Certaines configurations de procédé de lavage de bouteilles en PET utilisent le décollement humide des étiquettes, où les bouteilles sont brièvement exposées à l’eau afin d’attendrir les adhésifs avant leur séparation mécanique. Cette approche hybride combine les avantages de l’affaiblissement des adhésifs assisté par l’humidité et de l’efficacité du décollement mécanique. Le choix entre décollement sec et décollement humide des étiquettes dépend des types d’étiquettes prédominants dans la matière première entrante ainsi que de la conception du système de lavage ultérieur.
Protocoles de granulation et de réduction de taille
La réduction de taille par granulation transforme des bouteilles entières en flocons uniformes, offrant une surface plus grande pour le lavage et permettant une élimination plus efficace des contaminants.

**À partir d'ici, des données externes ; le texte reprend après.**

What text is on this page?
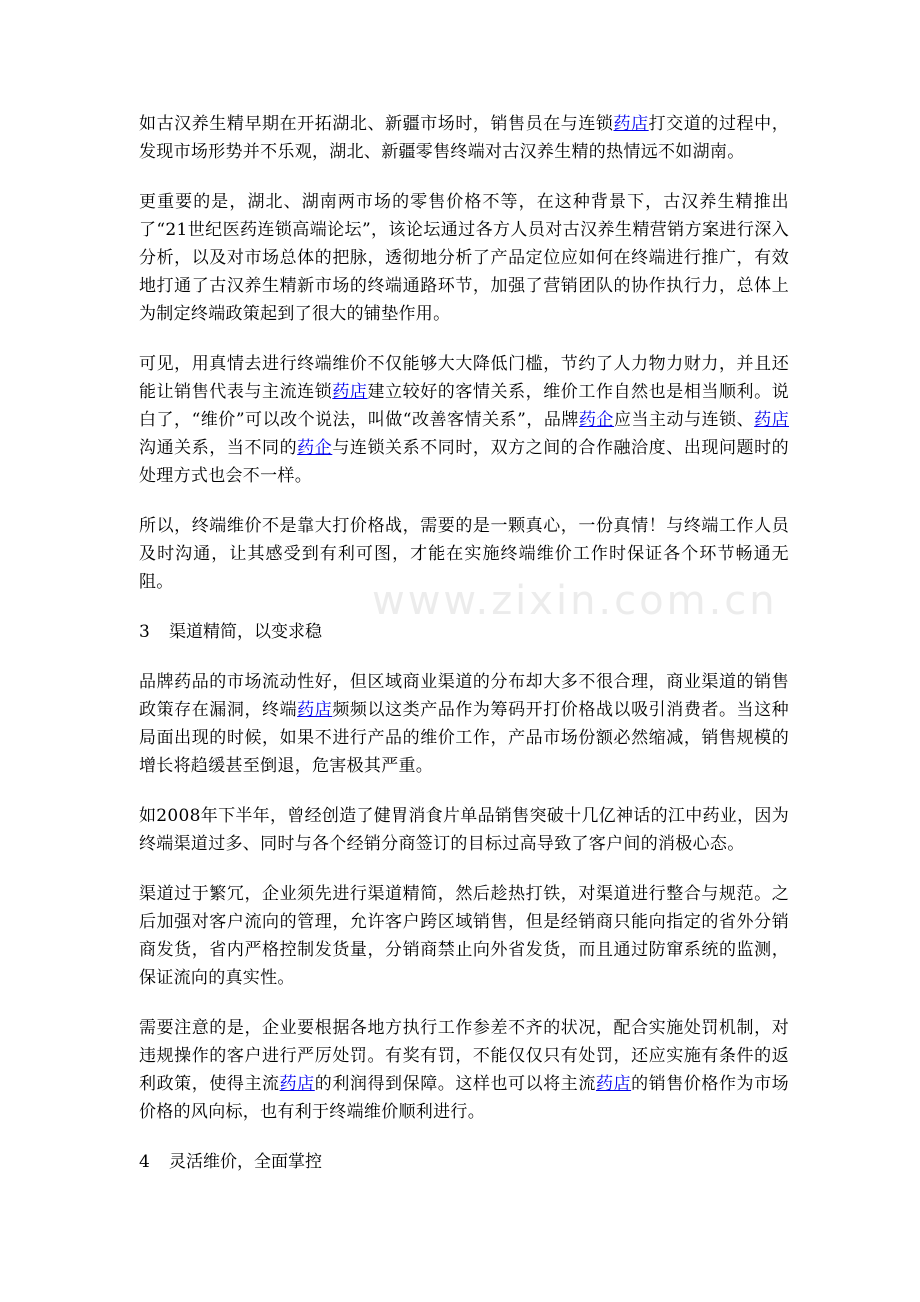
www.zixin.com.cn

如古汉养生精早期在开拓湖北、新疆市场时，销售员在与连锁药店打交道的过程中，发现市场形势并不乐观，湖北、新疆零售终端对古汉养生精的热情远不如湖南。

更重要的是，湖北、湖南两市场的零售价格不等，在这种背景下，古汉养生精推出了“21世纪医药连锁高端论坛”，该论坛通过各方人员对古汉养生精营销方案进行深入分析，以及对市场总体的把脉，透彻地分析了产品定位应如何在终端进行推广，有效地打通了古汉养生精新市场的终端通路环节，加强了营销团队的协作执行力，总体上为制定终端政策起到了很大的铺垫作用。

可见，用真情去进行终端维价不仅能够大大降低门槛，节约了人力物力财力，并且还能让销售代表与主流连锁药店建立较好的客情关系，维价工作自然也是相当顺利。说白了，“维价”可以改个说法，叫做“改善客情关系”，品牌药企应当主动与连锁、药店沟通关系，当不同的药企与连锁关系不同时，双方之间的合作融洽度、出现问题时的处理方式也会不一样。

所以，终端维价不是靠大打价格战，需要的是一颗真心，一份真情！与终端工作人员及时沟通，让其感受到有利可图，才能在实施终端维价工作时保证各个环节畅通无阻。

3 渠道精简，以变求稳

品牌药品的市场流动性好，但区域商业渠道的分布却大多不很合理，商业渠道的销售政策存在漏洞，终端药店频频以这类产品作为筹码开打价格战以吸引消费者。当这种局面出现的时候，如果不进行产品的维价工作，产品市场份额必然缩减，销售规模的增长将趋缓甚至倒退，危害极其严重。

如2008年下半年，曾经创造了健胃消食片单品销售突破十几亿神话的江中药业，因为终端渠道过多、同时与各个经销分商签订的目标过高导致了客户间的消极心态。

渠道过于繁冗，企业须先进行渠道精简，然后趁热打铁，对渠道进行整合与规范。之后加强对客户流向的管理，允许客户跨区域销售，但是经销商只能向指定的省外分销商发货，省内严格控制发货量，分销商禁止向外省发货，而且通过防窜系统的监测，保证流向的真实性。

需要注意的是，企业要根据各地方执行工作参差不齐的状况，配合实施处罚机制，对违规操作的客户进行严厉处罚。有奖有罚，不能仅仅只有处罚，还应实施有条件的返利政策，使得主流药店的利润得到保障。这样也可以将主流药店的销售价格作为市场价格的风向标，也有利于终端维价顺利进行。

4 灵活维价，全面掌控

Les granulateurs utilisent des lames rotatives et des couteaux fixes pour ciseler les bouteilles en morceaux dont la taille varie généralement entre 8 et 14 millimètres, bien que les spécifications dimensionnelles puissent varier selon les exigences des utilisateurs finaux et la conception du système de lavage. Une taille de flocon constante améliore l’efficacité du lavage et facilite une séparation plus fiable du PET par rapport aux matériaux contaminants dans les étapes ultérieures de séparation par densité.

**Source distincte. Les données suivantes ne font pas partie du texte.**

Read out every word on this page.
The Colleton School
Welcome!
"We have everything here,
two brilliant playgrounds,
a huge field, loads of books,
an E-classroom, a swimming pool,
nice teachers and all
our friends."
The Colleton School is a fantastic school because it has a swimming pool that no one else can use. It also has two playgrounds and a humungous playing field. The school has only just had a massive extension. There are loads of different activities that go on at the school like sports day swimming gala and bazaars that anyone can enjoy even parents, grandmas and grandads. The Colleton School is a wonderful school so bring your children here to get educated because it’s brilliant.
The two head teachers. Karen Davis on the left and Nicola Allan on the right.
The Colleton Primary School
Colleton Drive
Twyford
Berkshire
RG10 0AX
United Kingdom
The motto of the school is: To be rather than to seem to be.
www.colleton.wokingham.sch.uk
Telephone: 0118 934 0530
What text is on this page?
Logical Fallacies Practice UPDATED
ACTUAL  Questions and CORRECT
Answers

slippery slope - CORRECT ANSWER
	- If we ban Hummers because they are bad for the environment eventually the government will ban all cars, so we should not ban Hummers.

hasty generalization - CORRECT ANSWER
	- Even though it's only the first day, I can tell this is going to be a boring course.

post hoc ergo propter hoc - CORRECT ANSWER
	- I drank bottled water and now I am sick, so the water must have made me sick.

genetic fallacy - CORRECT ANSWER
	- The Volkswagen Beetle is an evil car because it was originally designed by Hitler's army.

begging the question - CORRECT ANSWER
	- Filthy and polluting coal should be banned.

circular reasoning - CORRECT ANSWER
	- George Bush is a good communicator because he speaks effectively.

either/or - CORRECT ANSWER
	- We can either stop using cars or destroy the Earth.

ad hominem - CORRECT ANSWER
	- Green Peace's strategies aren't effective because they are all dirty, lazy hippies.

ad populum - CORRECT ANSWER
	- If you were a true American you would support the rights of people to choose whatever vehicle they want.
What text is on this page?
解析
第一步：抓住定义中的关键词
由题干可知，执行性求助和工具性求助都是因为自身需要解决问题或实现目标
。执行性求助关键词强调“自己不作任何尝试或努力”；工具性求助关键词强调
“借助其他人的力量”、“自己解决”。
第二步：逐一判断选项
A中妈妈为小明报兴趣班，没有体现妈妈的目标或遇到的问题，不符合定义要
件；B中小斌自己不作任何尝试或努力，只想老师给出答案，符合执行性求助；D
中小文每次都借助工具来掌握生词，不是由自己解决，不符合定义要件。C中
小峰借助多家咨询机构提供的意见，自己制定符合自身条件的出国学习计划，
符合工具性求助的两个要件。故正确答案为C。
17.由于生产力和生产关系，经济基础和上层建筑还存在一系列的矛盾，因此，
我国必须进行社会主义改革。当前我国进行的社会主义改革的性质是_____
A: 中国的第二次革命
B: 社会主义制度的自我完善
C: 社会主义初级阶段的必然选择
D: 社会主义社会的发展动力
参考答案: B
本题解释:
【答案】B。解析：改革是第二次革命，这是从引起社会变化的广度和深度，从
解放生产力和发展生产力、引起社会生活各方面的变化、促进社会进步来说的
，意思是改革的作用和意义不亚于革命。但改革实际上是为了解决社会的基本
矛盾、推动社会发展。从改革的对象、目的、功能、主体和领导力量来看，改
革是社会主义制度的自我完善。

L’étape de granulation du procédé de lavage des bouteilles en PET doit tenir compte de la teneur en humidité, du débit massique et des motifs d’usure des lames, qui influencent la qualité des flocons. Une génération excessive de fines entraîne des pertes de matière et complique le lavage, tandis que des morceaux trop gros risquent de ne pas être correctement lavés. Les tailles des tamis situés à la sortie du granulateur régulent les dimensions maximales des flocons, tandis que les systèmes d’extraction des poussières éliminent les particules fines qui, autrement, surchargeraient les systèmes de lavage.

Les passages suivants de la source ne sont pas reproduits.